Google manager David Seidman said he once saw a resumé for a security engineer position that listed 10 years' experience as a cashier at McDonald's.
"It's actually a pretty good statement of work ethic," he said. "Those jobs aren't easy. Nobody does it for 10 years unless there are adverse factors keeping them there, and this person was eventually able to overcome that adversity.
"And the transition from McDonald's to IT to security engineer shows ongoing career growth.
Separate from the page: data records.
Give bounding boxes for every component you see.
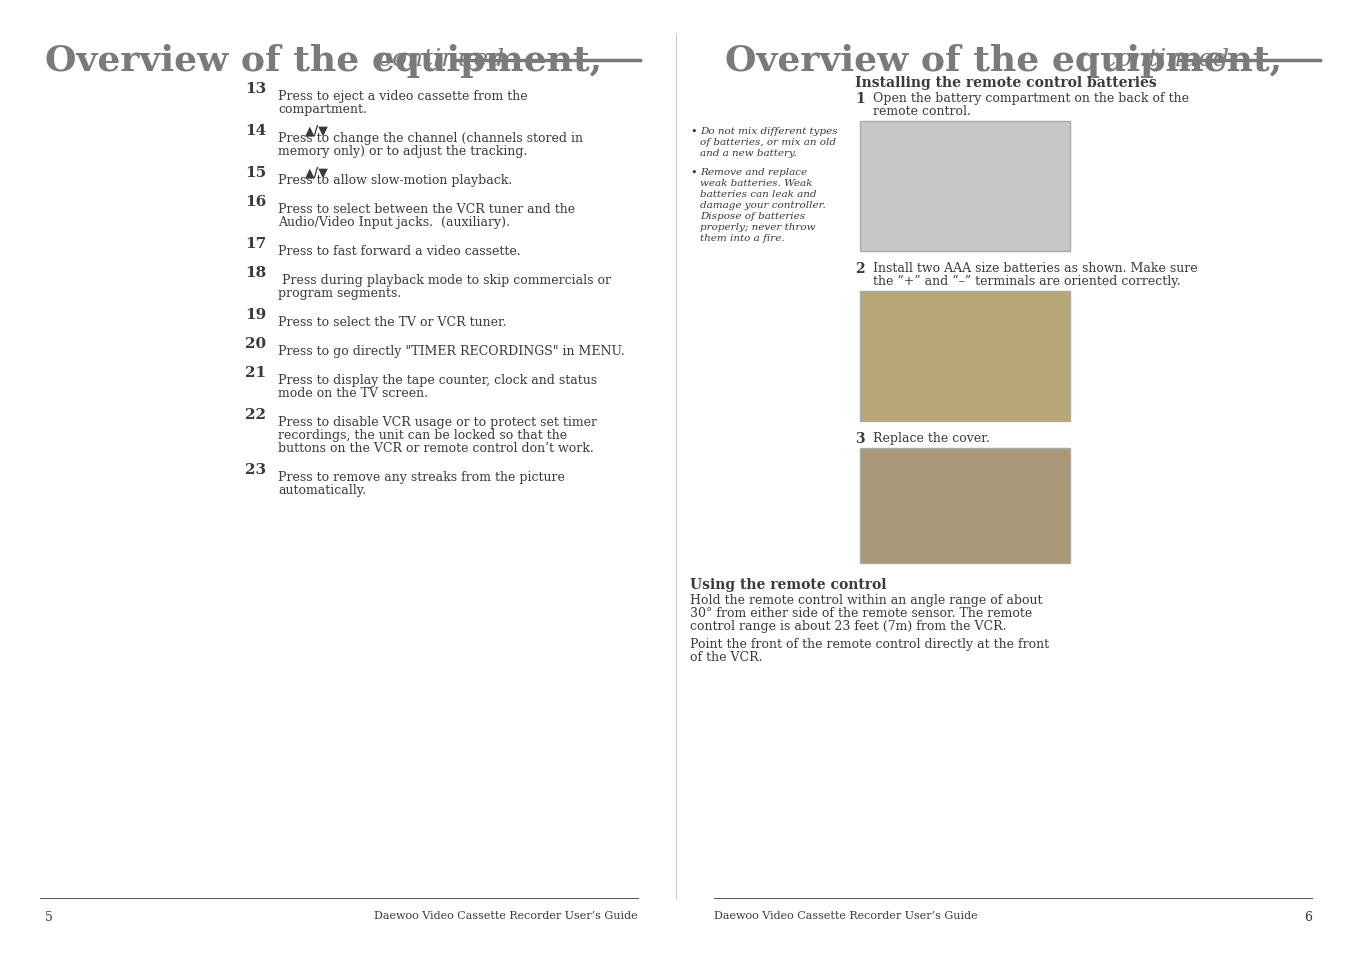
Text: Point the front of the remote control directly at the front: Point the front of the remote control di… xyxy=(690,638,1050,650)
Text: recordings, the unit can be locked so that the: recordings, the unit can be locked so th… xyxy=(278,429,567,441)
Text: 6: 6 xyxy=(1304,910,1312,923)
Text: 1: 1 xyxy=(855,91,865,106)
Bar xyxy=(861,122,1070,252)
Text: Overview of the equipment,: Overview of the equipment, xyxy=(45,44,603,78)
Text: Press to fast forward a video cassette.: Press to fast forward a video cassette. xyxy=(278,245,520,257)
Text: control range is about 23 feet (7m) from the VCR.: control range is about 23 feet (7m) from… xyxy=(690,619,1006,633)
Text: continued: continued xyxy=(1096,48,1229,71)
Text: Press to go directly "TIMER RECORDINGS" in MENU.: Press to go directly "TIMER RECORDINGS" … xyxy=(278,345,624,357)
Text: the “+” and “–” terminals are oriented correctly.: the “+” and “–” terminals are oriented c… xyxy=(873,274,1181,288)
Text: continued: continued xyxy=(370,48,504,71)
Text: automatically.: automatically. xyxy=(278,483,366,497)
Text: 18: 18 xyxy=(245,266,266,280)
Text: 15: 15 xyxy=(245,166,266,180)
Text: memory only) or to adjust the tracking.: memory only) or to adjust the tracking. xyxy=(278,145,527,158)
Text: Press to select the TV or VCR tuner.: Press to select the TV or VCR tuner. xyxy=(278,315,507,329)
Text: Remove and replace: Remove and replace xyxy=(700,168,807,177)
Bar xyxy=(861,449,1070,563)
Text: Daewoo Video Cassette Recorder User’s Guide: Daewoo Video Cassette Recorder User’s Gu… xyxy=(713,910,978,920)
Text: 21: 21 xyxy=(245,366,266,379)
Text: Press during playback mode to skip commercials or: Press during playback mode to skip comme… xyxy=(278,274,611,287)
Text: 3: 3 xyxy=(855,432,865,446)
Text: program segments.: program segments. xyxy=(278,287,401,299)
Text: 30° from either side of the remote sensor. The remote: 30° from either side of the remote senso… xyxy=(690,606,1032,619)
Text: mode on the TV screen.: mode on the TV screen. xyxy=(278,387,428,399)
Text: 17: 17 xyxy=(245,236,266,251)
Text: •: • xyxy=(690,168,697,178)
Text: weak batteries. Weak: weak batteries. Weak xyxy=(700,179,812,188)
Text: Press to display the tape counter, clock and status: Press to display the tape counter, clock… xyxy=(278,374,597,387)
Text: of the VCR.: of the VCR. xyxy=(690,650,762,663)
Text: Press to change the channel (channels stored in: Press to change the channel (channels st… xyxy=(278,132,584,145)
Text: Replace the cover.: Replace the cover. xyxy=(873,432,990,444)
Text: 16: 16 xyxy=(245,194,266,209)
Text: Audio/Video Input jacks.  (auxiliary).: Audio/Video Input jacks. (auxiliary). xyxy=(278,215,509,229)
Text: compartment.: compartment. xyxy=(278,103,367,116)
Text: 13: 13 xyxy=(245,82,266,96)
Text: 2: 2 xyxy=(855,262,865,275)
Text: batteries can leak and: batteries can leak and xyxy=(700,190,816,199)
Text: ▲/▼: ▲/▼ xyxy=(305,166,328,179)
Text: 14: 14 xyxy=(245,124,266,138)
Text: Hold the remote control within an angle range of about: Hold the remote control within an angle … xyxy=(690,594,1043,606)
Text: Dispose of batteries: Dispose of batteries xyxy=(700,212,805,221)
Text: damage your controller.: damage your controller. xyxy=(700,201,825,210)
Text: remote control.: remote control. xyxy=(873,105,971,118)
Text: •: • xyxy=(690,127,697,137)
Text: 5: 5 xyxy=(45,910,53,923)
Text: Installing the remote control batteries: Installing the remote control batteries xyxy=(855,76,1156,90)
Text: them into a fire.: them into a fire. xyxy=(700,233,785,243)
Text: Overview of the equipment,: Overview of the equipment, xyxy=(725,44,1282,78)
Text: Press to select between the VCR tuner and the: Press to select between the VCR tuner an… xyxy=(278,203,576,215)
Text: Daewoo Video Cassette Recorder User’s Guide: Daewoo Video Cassette Recorder User’s Gu… xyxy=(374,910,638,920)
Text: Using the remote control: Using the remote control xyxy=(690,578,886,592)
Text: Do not mix different types: Do not mix different types xyxy=(700,127,838,136)
Text: 23: 23 xyxy=(245,462,266,476)
Text: Open the battery compartment on the back of the: Open the battery compartment on the back… xyxy=(873,91,1189,105)
Text: properly; never throw: properly; never throw xyxy=(700,223,816,232)
Text: 22: 22 xyxy=(245,408,266,421)
Text: buttons on the VCR or remote control don’t work.: buttons on the VCR or remote control don… xyxy=(278,441,593,455)
Text: Press to eject a video cassette from the: Press to eject a video cassette from the xyxy=(278,90,528,103)
Text: ▲/▼: ▲/▼ xyxy=(305,124,328,137)
Bar xyxy=(861,292,1070,421)
Text: Press to allow slow-motion playback.: Press to allow slow-motion playback. xyxy=(278,173,512,187)
Text: 20: 20 xyxy=(245,336,266,351)
Text: Press to disable VCR usage or to protect set timer: Press to disable VCR usage or to protect… xyxy=(278,416,597,429)
Text: of batteries, or mix an old: of batteries, or mix an old xyxy=(700,138,836,147)
Text: and a new battery.: and a new battery. xyxy=(700,149,797,158)
Text: 19: 19 xyxy=(245,308,266,322)
Text: Install two AAA size batteries as shown. Make sure: Install two AAA size batteries as shown.… xyxy=(873,262,1197,274)
Text: Press to remove any streaks from the picture: Press to remove any streaks from the pic… xyxy=(278,471,565,483)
We were considering him for an entry-level position and this unusual credential put him ahead of the pack. I sent him to phone screen. He didn't pass it, but that's typical."
Stan Hanks, from private investment firm Colombia Ventures Corp, recalled an interesting job application he received.
"For a long time, I had an umbrella consulting company that I used to cover the various bits of pick-up work I did on the side for other people, for which I got paid," he said.
"It had a catchy name: Network Mercenaries Inc. One day, I got this email from a guy which more or less said, 'Dear Sir, I'm hoping that you can advance me into my next placement. I've spent the last two years as an operative in the Democratic Republic of the Congo specialising in hard-target interdiction and related activities. My prior experiences include …'
"Um. S**t. I'm a mercenary, for networks. This guy thinks I'm a network, for mercenaries. And he told his friends. I got a lot of weird letters that summer. And that included a lot of things like qualifications on long-range weapons, explosives, demolitions, antipersonnel mines, combatant KIAs, etc."
The best answer, however, came from Indian university graduate Anurag Bhattad, who recalled a jobseeker listing "Time Person of the Year 2006" on their resumé.
In 2006, the magazine named "You" as its Person of the Year, in a nod to the millions of people who contribute user-generated content to websites like Facebook, YouTube, MySpace, Wikipedia and Amazon.
"Add this to your resumé without fail," Mr Bhattad wrote.